Art Halliwell

Personal information
- Full name: Arthur Jennings Halliwell
- Date of birth: 13 February 1897
- Place of birth: Manchester, England
- Date of death: 18 May 1964 (aged 67)
- Place of death: Toronto, Canada
- Position: Goalkeeper

Senior career*
- Years: Team / Apps / (Gls)
- 1914–1919: Toronto Ulster United FC
- 1920: Merchants Shipbuilding F.C.
- 1921: Dunfermline Athletic / 5 / (0)
- 1926: Toronto Craigavon
- 1927–1931: Toronto Scottish

International career
- 1925: Canada / 2 / (0)

Managerial career
- 1925–1930: Toronto Varsity Blues

= Art Halliwell =

Canadian soccer player (1897–1964)

Art Halliwell (February 13, 1897 – May 18, 1964) was a Canadian soccer player who played as a goalkeeper at the international level with Canada.

== Club career ==
Halliwell was born in England and emigrated to Canada in 1903 along with his parents. In 1914, he played with Toronto Ulster United FC. In 1920, he played abroad in the United States with Merchants Shipbuilding F.C. He played in several friendly matches against the Scottish Football Association's representative teams in 1921. In late 1921, he played in the Scottish Football League Second Division with Dunfermline Athletic where he appeared in five matches.

He represented Ontario in several friendly matches against The Football Association's touring teams and against Corinthian F.C. in 1924, and 1926. In 1926, he played in the Toronto Senior League with Toronto Craigavon. In 1927, played in the National Soccer League with Toronto Scottish. Throughout his tenure with Toronto he assisted in securing the Ontario Cup twice (1928, and 1931) and featured in the Dominion Cup finals against Westminster Royals in 1931.

In 2001, he was inducted into the Canada Soccer Hall of Fame.
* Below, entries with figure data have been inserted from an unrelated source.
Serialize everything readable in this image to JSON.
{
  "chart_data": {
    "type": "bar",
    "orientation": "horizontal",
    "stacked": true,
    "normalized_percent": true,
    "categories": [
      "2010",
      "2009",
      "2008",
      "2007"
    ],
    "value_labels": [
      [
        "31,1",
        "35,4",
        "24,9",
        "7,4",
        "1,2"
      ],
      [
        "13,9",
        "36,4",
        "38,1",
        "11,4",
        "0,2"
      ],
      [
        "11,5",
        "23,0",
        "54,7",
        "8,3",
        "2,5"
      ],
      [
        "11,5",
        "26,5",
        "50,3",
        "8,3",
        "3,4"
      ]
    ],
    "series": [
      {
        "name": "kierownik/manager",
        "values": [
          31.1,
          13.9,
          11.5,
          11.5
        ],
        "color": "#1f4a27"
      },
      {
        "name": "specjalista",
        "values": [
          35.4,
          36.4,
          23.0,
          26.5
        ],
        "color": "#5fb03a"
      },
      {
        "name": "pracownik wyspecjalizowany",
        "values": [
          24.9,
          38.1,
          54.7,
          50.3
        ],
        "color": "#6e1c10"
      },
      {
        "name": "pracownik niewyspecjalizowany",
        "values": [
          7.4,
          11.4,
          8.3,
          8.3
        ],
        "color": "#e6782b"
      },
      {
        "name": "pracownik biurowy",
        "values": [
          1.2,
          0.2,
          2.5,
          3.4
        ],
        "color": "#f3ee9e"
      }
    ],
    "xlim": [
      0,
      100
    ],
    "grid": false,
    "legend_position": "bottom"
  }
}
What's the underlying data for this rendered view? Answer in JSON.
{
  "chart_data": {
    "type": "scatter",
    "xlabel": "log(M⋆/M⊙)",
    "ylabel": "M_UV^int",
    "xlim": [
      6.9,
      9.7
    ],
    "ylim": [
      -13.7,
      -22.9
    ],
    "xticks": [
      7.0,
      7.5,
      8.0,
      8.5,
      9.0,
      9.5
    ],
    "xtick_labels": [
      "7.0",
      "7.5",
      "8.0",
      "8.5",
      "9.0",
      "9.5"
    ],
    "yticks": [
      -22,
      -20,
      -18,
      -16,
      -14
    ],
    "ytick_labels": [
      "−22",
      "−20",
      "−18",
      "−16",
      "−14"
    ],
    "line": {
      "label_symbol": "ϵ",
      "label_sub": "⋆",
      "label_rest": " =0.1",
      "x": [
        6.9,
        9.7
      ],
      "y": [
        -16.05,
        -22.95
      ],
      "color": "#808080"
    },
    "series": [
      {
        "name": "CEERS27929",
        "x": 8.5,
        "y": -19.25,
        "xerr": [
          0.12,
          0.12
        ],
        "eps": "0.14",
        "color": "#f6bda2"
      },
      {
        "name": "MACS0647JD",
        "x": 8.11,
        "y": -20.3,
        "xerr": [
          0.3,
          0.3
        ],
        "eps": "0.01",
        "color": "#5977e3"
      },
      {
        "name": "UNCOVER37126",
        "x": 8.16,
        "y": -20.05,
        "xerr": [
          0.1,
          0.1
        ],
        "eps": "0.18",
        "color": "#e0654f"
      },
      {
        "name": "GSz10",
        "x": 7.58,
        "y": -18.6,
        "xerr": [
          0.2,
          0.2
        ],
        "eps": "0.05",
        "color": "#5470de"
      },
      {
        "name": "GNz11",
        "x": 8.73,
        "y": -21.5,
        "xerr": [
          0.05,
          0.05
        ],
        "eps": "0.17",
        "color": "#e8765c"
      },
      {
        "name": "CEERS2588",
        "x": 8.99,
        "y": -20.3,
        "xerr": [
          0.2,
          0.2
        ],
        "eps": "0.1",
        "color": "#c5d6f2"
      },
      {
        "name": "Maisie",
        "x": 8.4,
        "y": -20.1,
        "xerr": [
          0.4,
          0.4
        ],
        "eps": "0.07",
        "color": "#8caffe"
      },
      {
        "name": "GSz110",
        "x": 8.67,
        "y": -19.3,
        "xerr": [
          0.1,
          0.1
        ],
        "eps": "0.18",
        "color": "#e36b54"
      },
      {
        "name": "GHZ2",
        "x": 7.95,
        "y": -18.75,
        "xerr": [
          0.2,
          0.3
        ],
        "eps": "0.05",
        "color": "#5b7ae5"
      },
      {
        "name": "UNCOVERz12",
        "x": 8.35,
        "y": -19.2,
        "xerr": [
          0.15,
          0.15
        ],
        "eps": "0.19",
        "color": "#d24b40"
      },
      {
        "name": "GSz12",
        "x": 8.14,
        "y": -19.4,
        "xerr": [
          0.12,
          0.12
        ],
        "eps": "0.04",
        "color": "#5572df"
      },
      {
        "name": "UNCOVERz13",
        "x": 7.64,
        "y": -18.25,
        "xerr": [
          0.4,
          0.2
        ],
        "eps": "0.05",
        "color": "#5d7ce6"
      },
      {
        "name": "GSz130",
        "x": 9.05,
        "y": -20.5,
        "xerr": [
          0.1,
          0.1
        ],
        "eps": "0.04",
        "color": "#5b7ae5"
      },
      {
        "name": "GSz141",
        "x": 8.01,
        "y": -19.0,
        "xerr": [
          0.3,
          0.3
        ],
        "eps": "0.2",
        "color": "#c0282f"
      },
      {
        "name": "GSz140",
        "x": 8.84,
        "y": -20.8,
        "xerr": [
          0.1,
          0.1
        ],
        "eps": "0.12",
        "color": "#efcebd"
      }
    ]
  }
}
== International career ==
Halliwell made his debut for the Canada national team on June 27, 1925, against the United States, and made another appearance against United States on November 8, 1925.

== Managerial career ==
Halliwell served as the head coach in 1925 for the University of Toronto soccer team and secured five championships (1929, 1931, 1932, 1933, and 1935). In 1947, he served as the club president for former club Toronto Ulster United in the National Soccer League.

== Personal life ==
Halliwell died on May 18, 1964, in Toronto, Ontario. A businessman, he became a millionaire through his ownership of gas stations and horse racing.